Similarly, Section 115 of the GLB Act precludes the federal banking agencies from inspecting or examining any registered investment company that is not a bank holding company or savings and loan holding company. Thus, if a financial subsidiary is a registered investment company, the restrictions of Section 115 of the GLB Act would apply to the OCC's authority over such subsidiary.
In view of the fact that these provisions of the FDI Act and the GLB Act do not distinguish between financial subsidiaries and operating subsidiaries, the Institute recommends that the OCC revise proposed Section 5.39 to add a provision that is substantively similar to the provision in proposed Section 5.34(e)(3) relating to functional regulation.
Other Supervisory Provisions
As a general matter, we note that the OCC will be encountering circumstances that will involve taking actions, including supervisory or enforcement actions, that will need to take into account Section 45 of the FDI Act and Section 115 of the GLB Act as well as the other functional regulation oversight provisions in Subtitle B of Title I of the GLB Act. We believe that the OCC should make clear in this current rulemaking initiative that these provisions, as a general matter, apply to all previous and proposed actions of the OCC with respect to functionally regulated subsidiaries and affiliates.
* * *
The Institute appreciates your consideration of our comments on these issues. If you have any questions, please do not hesitate to contact me at (202) 326-5815 or Tamara Reed of the Institute at (202) 326-5825.
Craig S. Tyle
1 The Investment Company Institute is the national association of the American investment company industry. Its membership includes 8,018 open-end investment companies ("mutual funds"), 495 closed-end investment companies, and 8 sponsors of unit investment trusts. Its mutual fund members have assets of about $6.802 trillion, accounting for approximately 95% of total industry assets, and over 78.7 million individual shareholders.
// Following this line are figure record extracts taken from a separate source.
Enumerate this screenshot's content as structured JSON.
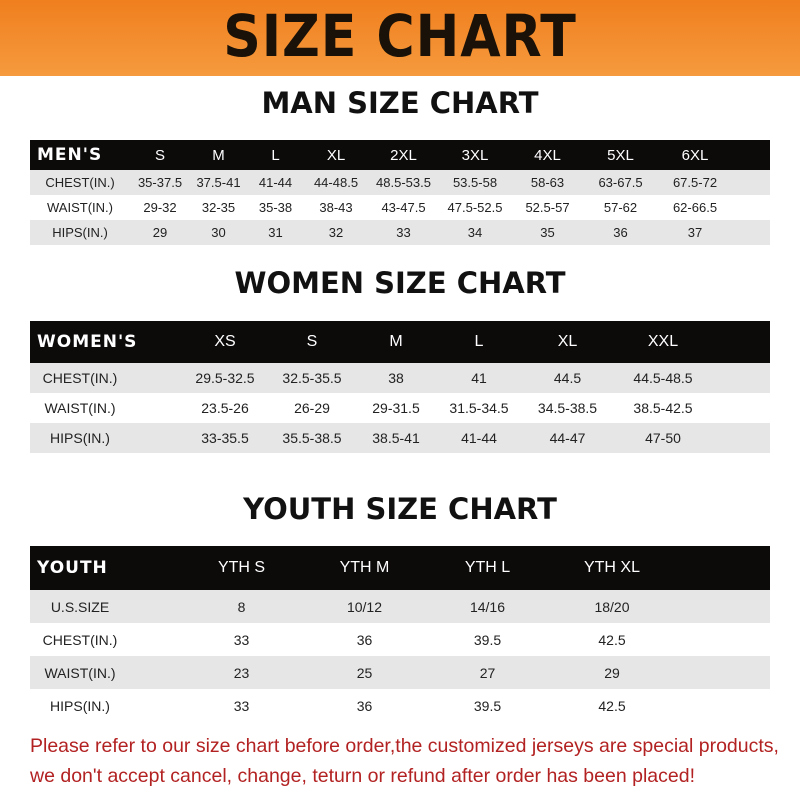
{
  "title": "SIZE CHART",
  "men": {
    "title": "MAN SIZE CHART",
    "header": [
      "MEN'S",
      "S",
      "M",
      "L",
      "XL",
      "2XL",
      "3XL",
      "4XL",
      "5XL",
      "6XL"
    ],
    "rows": [
      [
        "CHEST(IN.)",
        "35-37.5",
        "37.5-41",
        "41-44",
        "44-48.5",
        "48.5-53.5",
        "53.5-58",
        "58-63",
        "63-67.5",
        "67.5-72"
      ],
      [
        "WAIST(IN.)",
        "29-32",
        "32-35",
        "35-38",
        "38-43",
        "43-47.5",
        "47.5-52.5",
        "52.5-57",
        "57-62",
        "62-66.5"
      ],
      [
        "HIPS(IN.)",
        "29",
        "30",
        "31",
        "32",
        "33",
        "34",
        "35",
        "36",
        "37"
      ]
    ]
  },
  "women": {
    "title": "WOMEN SIZE CHART",
    "header": [
      "WOMEN'S",
      "XS",
      "S",
      "M",
      "L",
      "XL",
      "XXL"
    ],
    "rows": [
      [
        "CHEST(IN.)",
        "29.5-32.5",
        "32.5-35.5",
        "38",
        "41",
        "44.5",
        "44.5-48.5"
      ],
      [
        "WAIST(IN.)",
        "23.5-26",
        "26-29",
        "29-31.5",
        "31.5-34.5",
        "34.5-38.5",
        "38.5-42.5"
      ],
      [
        "HIPS(IN.)",
        "33-35.5",
        "35.5-38.5",
        "38.5-41",
        "41-44",
        "44-47",
        "47-50"
      ]
    ]
  },
  "youth": {
    "title": "YOUTH SIZE CHART",
    "header": [
      "YOUTH",
      "YTH S",
      "YTH M",
      "YTH L",
      "YTH XL"
    ],
    "rows": [
      [
        "U.S.SIZE",
        "8",
        "10/12",
        "14/16",
        "18/20"
      ],
      [
        "CHEST(IN.)",
        "33",
        "36",
        "39.5",
        "42.5"
      ],
      [
        "WAIST(IN.)",
        "23",
        "25",
        "27",
        "29"
      ],
      [
        "HIPS(IN.)",
        "33",
        "36",
        "39.5",
        "42.5"
      ]
    ]
  },
  "note": {
    "line1": "Please refer to our size chart before order,the customized jerseys are special products,",
    "line2": "we don't accept cancel, change, teturn or refund after order has been placed!"
  },
  "colors": {
    "banner": "#f07f1e",
    "header_row": "#0d0a0a",
    "stripe": "#e6e6e6",
    "note": "#b32222"
  }
}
2 See Docket No. 00-03; RIN 1557-AB80; 65 Fed.Reg. 3157 (January 20, 2000) (the "Notice").
3 See the Notice at p. 3160.
4 Moreover, proposed Section 5.34(c) specifically provides that Section 5.34 "does not apply to financial subsidiaries authorized under Section 5.39."
5 The term "functionally regulated affiliate" of a depository institution means any affiliate that: (1) is not a depository institution holding company, that is, a bank holding company or savings and loan holding company; and (2) is a nonbank functionally regulated entity, as defined. The term "affiliate" in the FDI Act, 12 U.S.C. 1813(w)(6), has the meaning given to the term in Section 1841(k) of the BHC Act, that is, "any company that controls, is controlled by, or is under common control with another company." 12 U.S.C. 1841(k). Thus, the term includes a subsidiary of a depository institution.